Députés et sénateurs ont échoué mardi en commission mixte paritaire (CMP) à s'accorder sur une version commune du projet de loi agriculture et alimentation , qui reviendra début septembre dans l'hémicycle de l'Assemblée, a-t-on appris de sources parlementaires.
Deux versions du texte très éloignées. Le projet de loi, qui entend notamment rééquilibrer les relations commerciales au profit des agriculteurs , avait été adopté en première lecture fin mai à l'Assemblée et début juillet au Sénat, à majorité de droite, dans une version modifiée.

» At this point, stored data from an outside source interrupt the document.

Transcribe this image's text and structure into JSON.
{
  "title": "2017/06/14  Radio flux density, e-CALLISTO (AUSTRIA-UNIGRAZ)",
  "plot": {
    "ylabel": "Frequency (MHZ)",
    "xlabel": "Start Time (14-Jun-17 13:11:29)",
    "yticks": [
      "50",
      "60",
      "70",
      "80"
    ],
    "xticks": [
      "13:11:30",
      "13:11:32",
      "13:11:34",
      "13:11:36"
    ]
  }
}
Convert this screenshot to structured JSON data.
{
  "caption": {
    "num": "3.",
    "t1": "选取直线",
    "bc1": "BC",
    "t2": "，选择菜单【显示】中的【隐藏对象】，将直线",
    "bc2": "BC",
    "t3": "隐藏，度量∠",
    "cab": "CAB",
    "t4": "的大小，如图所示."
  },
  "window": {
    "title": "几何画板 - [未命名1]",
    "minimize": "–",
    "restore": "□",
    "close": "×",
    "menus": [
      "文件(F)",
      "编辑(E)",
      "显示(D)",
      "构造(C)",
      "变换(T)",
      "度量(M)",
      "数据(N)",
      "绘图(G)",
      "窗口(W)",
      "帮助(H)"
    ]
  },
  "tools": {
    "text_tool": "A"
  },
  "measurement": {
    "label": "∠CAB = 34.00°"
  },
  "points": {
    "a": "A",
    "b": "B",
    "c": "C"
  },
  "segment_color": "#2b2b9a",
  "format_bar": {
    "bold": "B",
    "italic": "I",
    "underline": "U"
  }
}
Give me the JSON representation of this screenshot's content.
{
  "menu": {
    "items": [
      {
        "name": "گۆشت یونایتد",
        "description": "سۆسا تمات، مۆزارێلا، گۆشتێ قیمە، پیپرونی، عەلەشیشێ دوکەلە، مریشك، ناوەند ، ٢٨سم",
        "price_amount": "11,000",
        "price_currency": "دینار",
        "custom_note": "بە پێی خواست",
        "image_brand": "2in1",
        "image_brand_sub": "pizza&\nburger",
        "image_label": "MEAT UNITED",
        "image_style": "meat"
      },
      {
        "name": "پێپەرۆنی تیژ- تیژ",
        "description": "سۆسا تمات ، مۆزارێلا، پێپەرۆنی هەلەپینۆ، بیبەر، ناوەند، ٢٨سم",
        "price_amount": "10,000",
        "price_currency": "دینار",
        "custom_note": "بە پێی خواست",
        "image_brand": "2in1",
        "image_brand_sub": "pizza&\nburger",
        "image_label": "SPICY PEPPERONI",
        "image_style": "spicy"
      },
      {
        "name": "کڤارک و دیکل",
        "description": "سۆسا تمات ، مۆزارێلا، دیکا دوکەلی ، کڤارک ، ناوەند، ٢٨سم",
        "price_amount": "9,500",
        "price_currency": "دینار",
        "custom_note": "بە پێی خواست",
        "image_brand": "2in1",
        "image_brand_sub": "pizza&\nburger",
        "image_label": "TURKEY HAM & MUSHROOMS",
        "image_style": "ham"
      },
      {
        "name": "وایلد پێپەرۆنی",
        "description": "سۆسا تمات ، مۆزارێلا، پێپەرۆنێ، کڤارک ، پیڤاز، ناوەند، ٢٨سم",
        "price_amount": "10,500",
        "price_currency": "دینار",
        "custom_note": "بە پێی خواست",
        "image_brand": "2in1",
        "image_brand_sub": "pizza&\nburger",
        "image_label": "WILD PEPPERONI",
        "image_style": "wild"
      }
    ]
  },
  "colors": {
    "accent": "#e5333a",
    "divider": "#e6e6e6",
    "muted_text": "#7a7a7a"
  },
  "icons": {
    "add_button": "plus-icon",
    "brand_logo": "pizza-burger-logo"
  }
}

Réunis en CMP, 7 députés et 7 sénateurs ne sont pas parvenus à dégager un compromis.
"Le texte du Sénat s'était beaucoup éloigné du texte de l'Assemblée, notamment sur le titre II" en faveur d'une "alimentation saine, durable, accessible à tous et respectueuse du bien-être animal", a expliqué le rapporteur à l'Assemblée Jean-Baptiste Moreau (LREM).
Des "lignes rouges" franchies. "On ne pouvait pas accepter un mauvais compromis qui niait l'équilibre issu des États généraux de l'alimentation (EGA) entre à la fois une meilleure rémunération des agriculteurs mais aussi une transition vers un modèle agricole plus durable et plus conforme aux attentes sociétales", a ajouté le député, éleveur dans la Creuse.
Il a évoqué des "lignes rouges" franchies, notamment la suppression de la séparation de l'activité vente et conseil pour les produits phytopharmaceutiques, d'autres élus LREM tels Laurence Maillart-Méhaignerie mettant en avant des "divergences de fond sur le titre 2 et les enjeux phyto" ou "une quinzaine de reculs inacceptables" (Matthieu Orphelin).